Hello, first of all I'm new to the dcc world. I have a 2015 version nce power cab.my question is, when I leave several functions on my power cab lite on the screen, and unplug the power cab. And plug it back in. Some of The functions are still lite on the screen. When I press a function, on the power cab, some of the other lite functions ( sounds, light ) come on, on the locomotive at the same time also.Is this normal or is my cab defective ? Any help would be great. Thank you.


----------



## Brakeman Jake (Mar 8, 2009)

That I know of,NCE components are of good quality but even the best products may fail,thus the warranties.Your descriptions definitely point to your control being defective.


----------



## Cycleops (Dec 6, 2014)

I have a PowerCab same vintage as yours.
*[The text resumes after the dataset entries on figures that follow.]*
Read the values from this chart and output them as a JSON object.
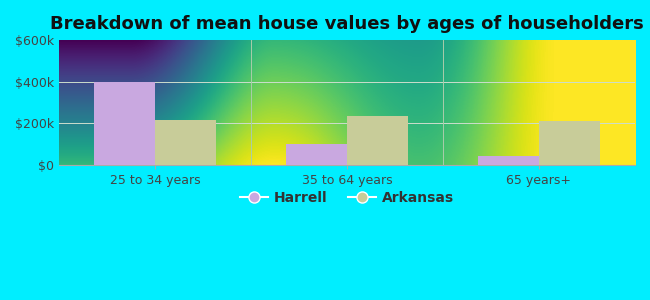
{
  "title": "Breakdown of mean house values by ages of householders",
  "categories": [
    "25 to 34 years",
    "35 to 64 years",
    "65 years+"
  ],
  "harrell_values": [
    400000,
    100000,
    45000
  ],
  "arkansas_values": [
    215000,
    235000,
    210000
  ],
  "harrell_color": "#c9a8e0",
  "arkansas_color": "#c8cc99",
  "ylim": [
    0,
    600000
  ],
  "yticks": [
    0,
    200000,
    400000,
    600000
  ],
  "ytick_labels": [
    "$0",
    "$200k",
    "$400k",
    "$600k"
  ],
  "legend_labels": [
    "Harrell",
    "Arkansas"
  ],
  "bar_width": 0.32,
  "background_outer": "#00eeff",
  "bg_top": "#cceee8",
  "bg_bottom": "#eefff0",
  "title_fontsize": 13,
  "tick_fontsize": 9,
  "legend_fontsize": 10
}
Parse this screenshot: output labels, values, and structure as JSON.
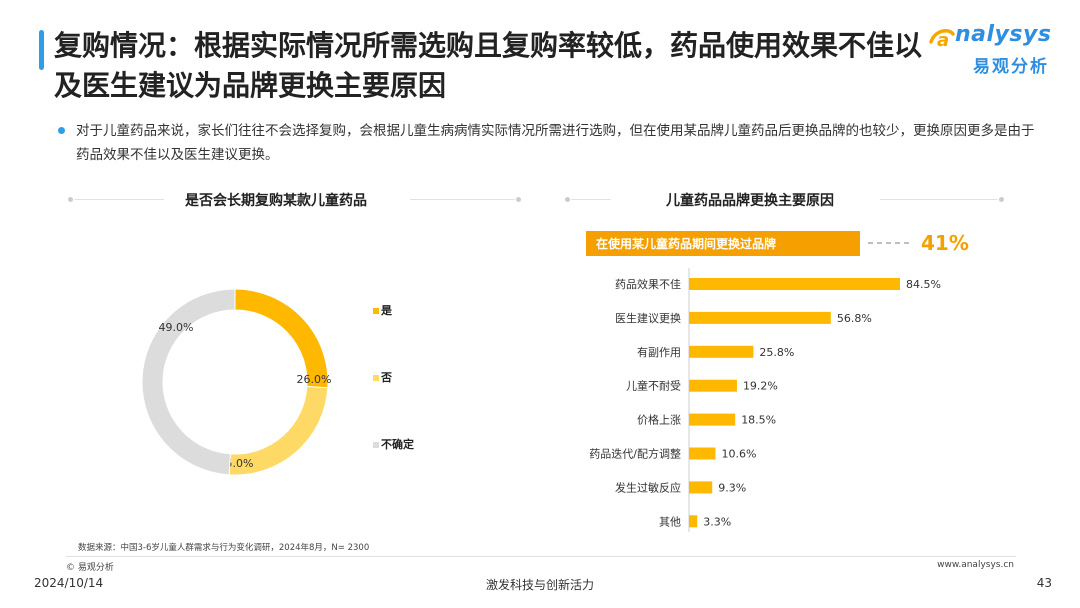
{
  "header": {
    "title": "复购情况：根据实际情况所需选购且复购率较低，药品使用效果不佳以及医生建议为品牌更换主要原因",
    "logo_main": "nalysys",
    "logo_sub": "易观分析"
  },
  "summary": {
    "text": "对于儿童药品来说，家长们往往不会选择复购，会根据儿童生病病情实际情况所需进行选购，但在使用某品牌儿童药品后更换品牌的也较少，更换原因更多是由于药品效果不佳以及医生建议更换。"
  },
  "colors": {
    "accent_blue": "#2e9fe6",
    "yes": "#ffb800",
    "no": "#ffd966",
    "unsure": "#dcdcdc",
    "bar": "#ffb800",
    "highlight_box": "#f5a000",
    "highlight_value": "#f5a000"
  },
  "chart_data": [
    {
      "type": "pie",
      "title": "是否会长期复购某款儿童药品",
      "categories": [
        "是",
        "否",
        "不确定"
      ],
      "values": [
        26.0,
        25.0,
        49.0
      ],
      "value_labels": [
        "26.0%",
        "25.0%",
        "49.0%"
      ],
      "donut": true,
      "legend": "right"
    },
    {
      "type": "bar",
      "orientation": "horizontal",
      "title": "儿童药品品牌更换主要原因",
      "highlight": {
        "label": "在使用某儿童药品期间更换过品牌",
        "value_label": "41%",
        "value": 41
      },
      "categories": [
        "药品效果不佳",
        "医生建议更换",
        "有副作用",
        "儿童不耐受",
        "价格上涨",
        "药品迭代/配方调整",
        "发生过敏反应",
        "其他"
      ],
      "values": [
        84.5,
        56.8,
        25.8,
        19.2,
        18.5,
        10.6,
        9.3,
        3.3
      ],
      "value_labels": [
        "84.5%",
        "56.8%",
        "25.8%",
        "19.2%",
        "18.5%",
        "10.6%",
        "9.3%",
        "3.3%"
      ],
      "xlim": [
        0,
        100
      ],
      "grid": false
    }
  ],
  "footer": {
    "source": "数据来源：中国3-6岁儿童人群需求与行为变化调研，2024年8月，N= 2300",
    "copyright": "© 易观分析",
    "url": "www.analysys.cn",
    "date": "2024/10/14",
    "slogan": "激发科技与创新活力",
    "page": "43"
  }
}
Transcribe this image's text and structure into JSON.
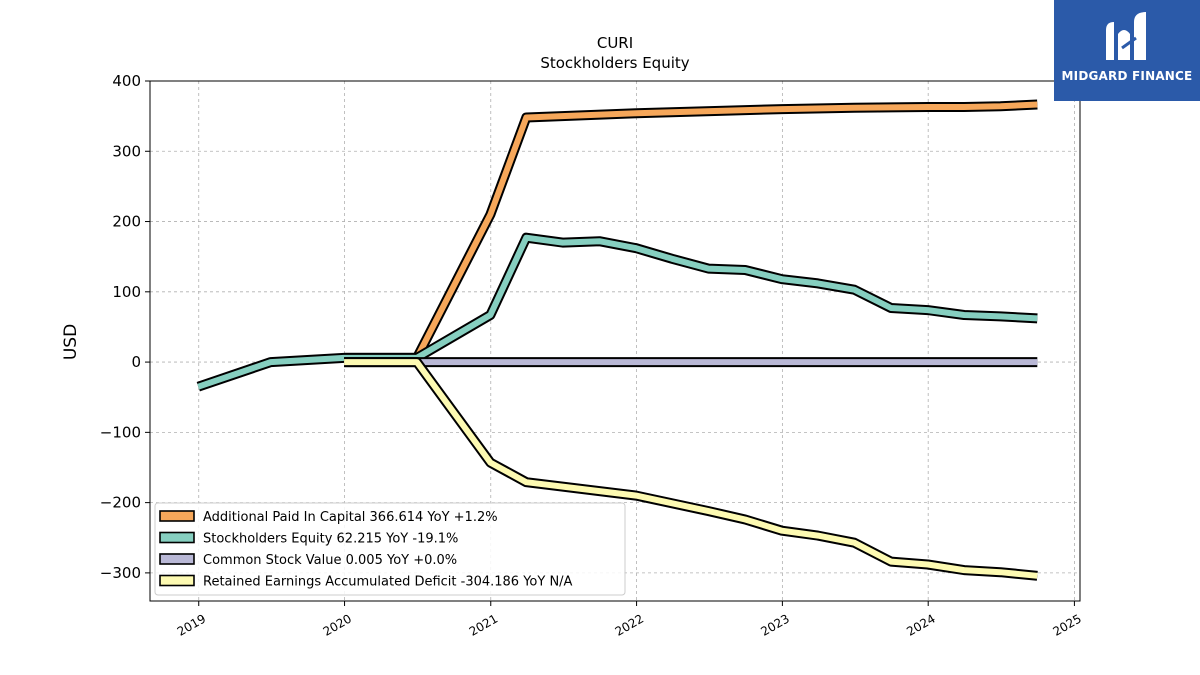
{
  "chart_data": {
    "type": "line",
    "title": "CURI",
    "subtitle": "Stockholders  Equity",
    "xlabel": "",
    "ylabel": "USD",
    "xlim": [
      "2018-09-01",
      "2025-01-15"
    ],
    "ylim": [
      -340,
      400
    ],
    "yticks": [
      400,
      300,
      200,
      100,
      0,
      -100,
      -200,
      -300
    ],
    "ytick_labels": [
      "400",
      "300",
      "200",
      "100",
      "0",
      "−100",
      "−200",
      "−300"
    ],
    "xticks": [
      "2019-01-01",
      "2020-01-01",
      "2021-01-01",
      "2022-01-01",
      "2023-01-01",
      "2024-01-01",
      "2025-01-01"
    ],
    "xtick_labels": [
      "2019",
      "2020",
      "2021",
      "2022",
      "2023",
      "2024",
      "2025"
    ],
    "grid": true,
    "legend_position": "lower-left",
    "series": [
      {
        "name": "Additional Paid In Capital",
        "legend_label": "Additional Paid In Capital  366.614 YoY +1.2%",
        "color": "#f6a75a",
        "points": [
          [
            "2019-12-31",
            6
          ],
          [
            "2020-06-30",
            6
          ],
          [
            "2020-12-31",
            210
          ],
          [
            "2021-03-31",
            348
          ],
          [
            "2021-12-31",
            354
          ],
          [
            "2022-12-31",
            360
          ],
          [
            "2023-06-30",
            362
          ],
          [
            "2023-12-31",
            363
          ],
          [
            "2024-03-31",
            363
          ],
          [
            "2024-06-30",
            364
          ],
          [
            "2024-09-30",
            366.614
          ]
        ]
      },
      {
        "name": "Stockholders Equity",
        "legend_label": "Stockholders Equity  62.215 YoY -19.1%",
        "color": "#86cfc0",
        "points": [
          [
            "2018-12-31",
            -35
          ],
          [
            "2019-06-30",
            0
          ],
          [
            "2019-12-31",
            6
          ],
          [
            "2020-06-30",
            6
          ],
          [
            "2020-12-31",
            67
          ],
          [
            "2021-03-31",
            177
          ],
          [
            "2021-06-30",
            170
          ],
          [
            "2021-09-30",
            172
          ],
          [
            "2021-12-31",
            162
          ],
          [
            "2022-03-31",
            147
          ],
          [
            "2022-06-30",
            133
          ],
          [
            "2022-09-30",
            131
          ],
          [
            "2022-12-31",
            118
          ],
          [
            "2023-03-31",
            112
          ],
          [
            "2023-06-30",
            103
          ],
          [
            "2023-09-30",
            77
          ],
          [
            "2023-12-31",
            74
          ],
          [
            "2024-03-31",
            67
          ],
          [
            "2024-06-30",
            65
          ],
          [
            "2024-09-30",
            62.215
          ]
        ]
      },
      {
        "name": "Common Stock Value",
        "legend_label": "Common Stock Value  0.005 YoY +0.0%",
        "color": "#b9b8d6",
        "points": [
          [
            "2019-12-31",
            0.005
          ],
          [
            "2024-09-30",
            0.005
          ]
        ]
      },
      {
        "name": "Retained Earnings Accumulated Deficit",
        "legend_label": "Retained Earnings Accumulated Deficit  -304.186 YoY N/A",
        "color": "#fdfab2",
        "points": [
          [
            "2019-12-31",
            0
          ],
          [
            "2020-06-30",
            0
          ],
          [
            "2020-12-31",
            -143
          ],
          [
            "2021-03-31",
            -171
          ],
          [
            "2021-12-31",
            -190
          ],
          [
            "2022-06-30",
            -212
          ],
          [
            "2022-09-30",
            -224
          ],
          [
            "2022-12-31",
            -240
          ],
          [
            "2023-03-31",
            -247
          ],
          [
            "2023-06-30",
            -257
          ],
          [
            "2023-09-30",
            -284
          ],
          [
            "2023-12-31",
            -288
          ],
          [
            "2024-03-31",
            -296
          ],
          [
            "2024-06-30",
            -299
          ],
          [
            "2024-09-30",
            -304.186
          ]
        ]
      }
    ]
  },
  "logo": {
    "text": "MIDGARD FINANCE",
    "background": "#2b5aa9"
  }
}
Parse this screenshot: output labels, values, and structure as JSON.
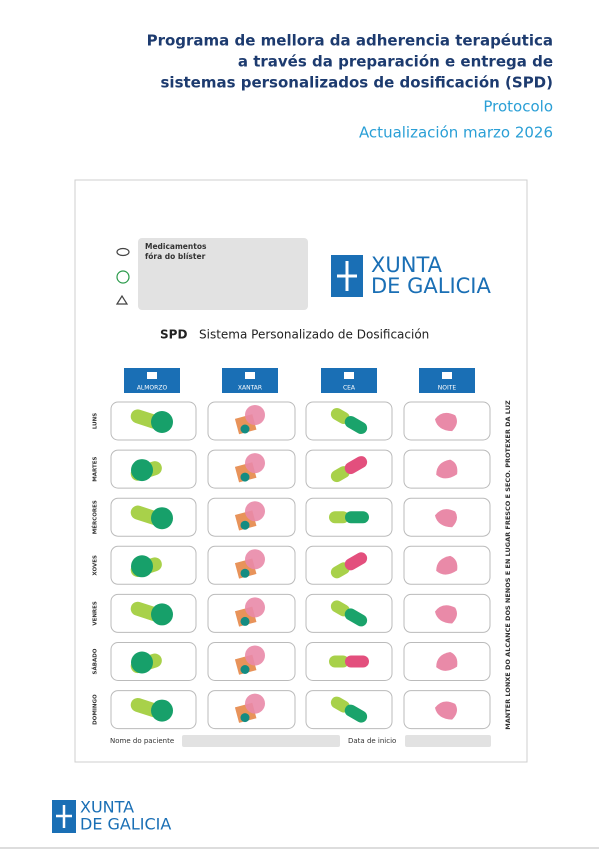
{
  "header": {
    "title_lines": [
      "Programa de mellora da adherencia terapéutica",
      "a través da preparación e entrega de",
      "sistemas personalizados de dosificación (SPD)"
    ],
    "subtitle": "Protocolo",
    "update": "Actualización marzo 2026"
  },
  "card": {
    "outside_blister": [
      "Medicamentos",
      "fóra do blíster"
    ],
    "logo": [
      "XUNTA",
      "DE GALICIA"
    ],
    "spd": "SPD",
    "spd_name": "Sistema Personalizado de Dosificación",
    "meals": [
      "ALMORZO",
      "XANTAR",
      "CEA",
      "NOITE"
    ],
    "days": [
      "LUNS",
      "MARTES",
      "MÉRCORES",
      "XOVES",
      "VENRES",
      "SÁBADO",
      "DOMINGO"
    ],
    "warning": "MANTER LONXE DO ALCANCE DOS NENOS E EN LUGAR FRESCO E SECO. PROTEXER DA LUZ",
    "patient_label": "Nome do paciente",
    "start_label": "Data de inicio"
  },
  "footer": {
    "logo": [
      "XUNTA",
      "DE GALICIA"
    ]
  }
}
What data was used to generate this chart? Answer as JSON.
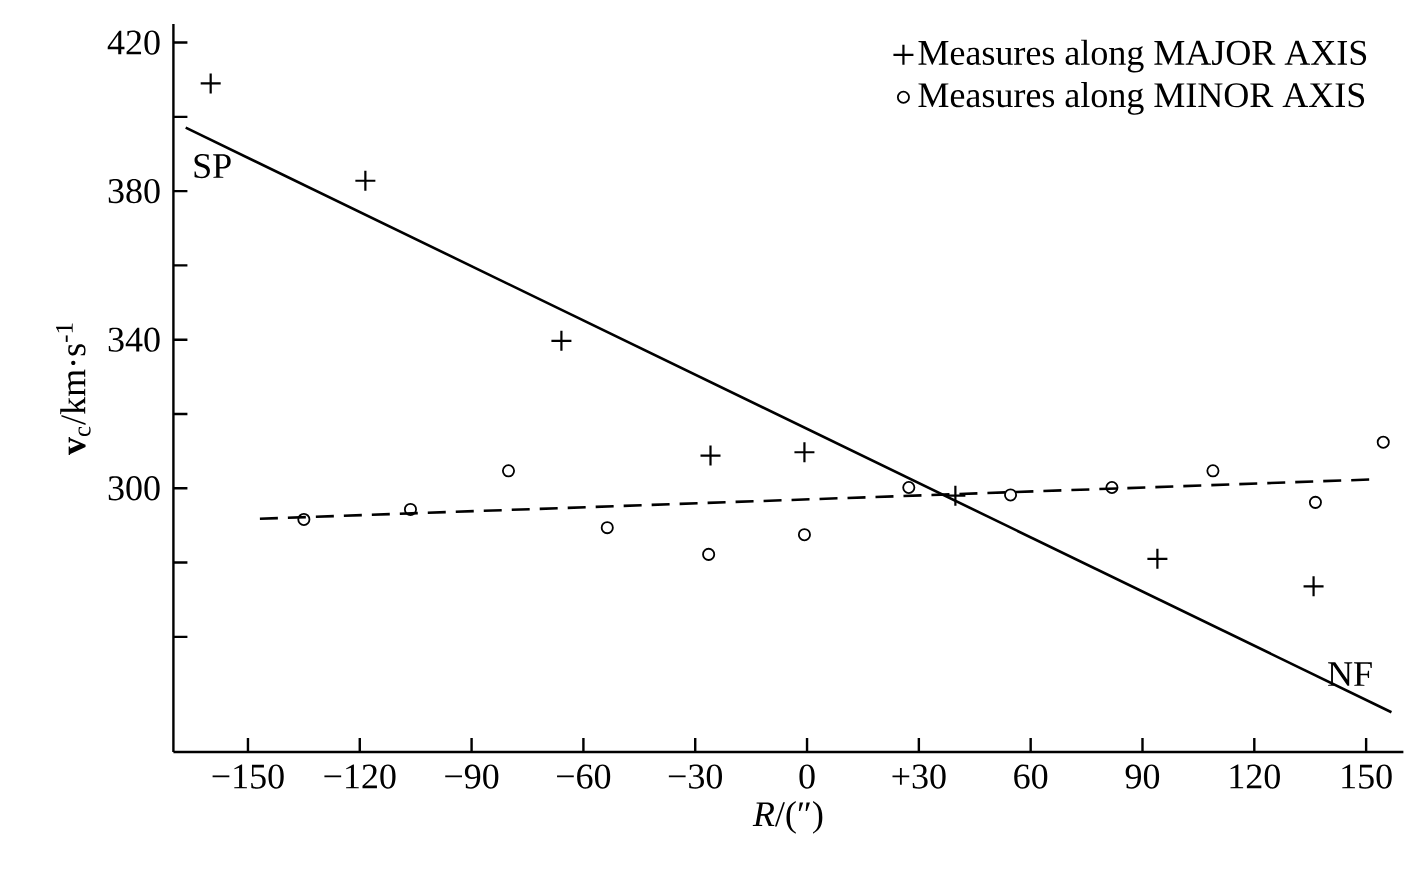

You say the sounds and lights come on when you plug in the unit having activated them in a previous session, if I'm understanding you correctly. This may have as much to do with the decoder as the cab. I have Tsunamis in all my locos and they can be programmed to initiate the sound either when the engine is put on the track, even when the loco is not selected, or only after throttle is applied. As for lights I have found when contact with the track is lost I need to activate the light function again even if it's active on the cab display. I use Lenz, Digitrax, and NCE decoders. I wouldn't think it's defective. I suggest you email or call them to allay your fears.


----------



## alaska railroad (Oct 20, 2015)

Ok,thanks for all your help.


----------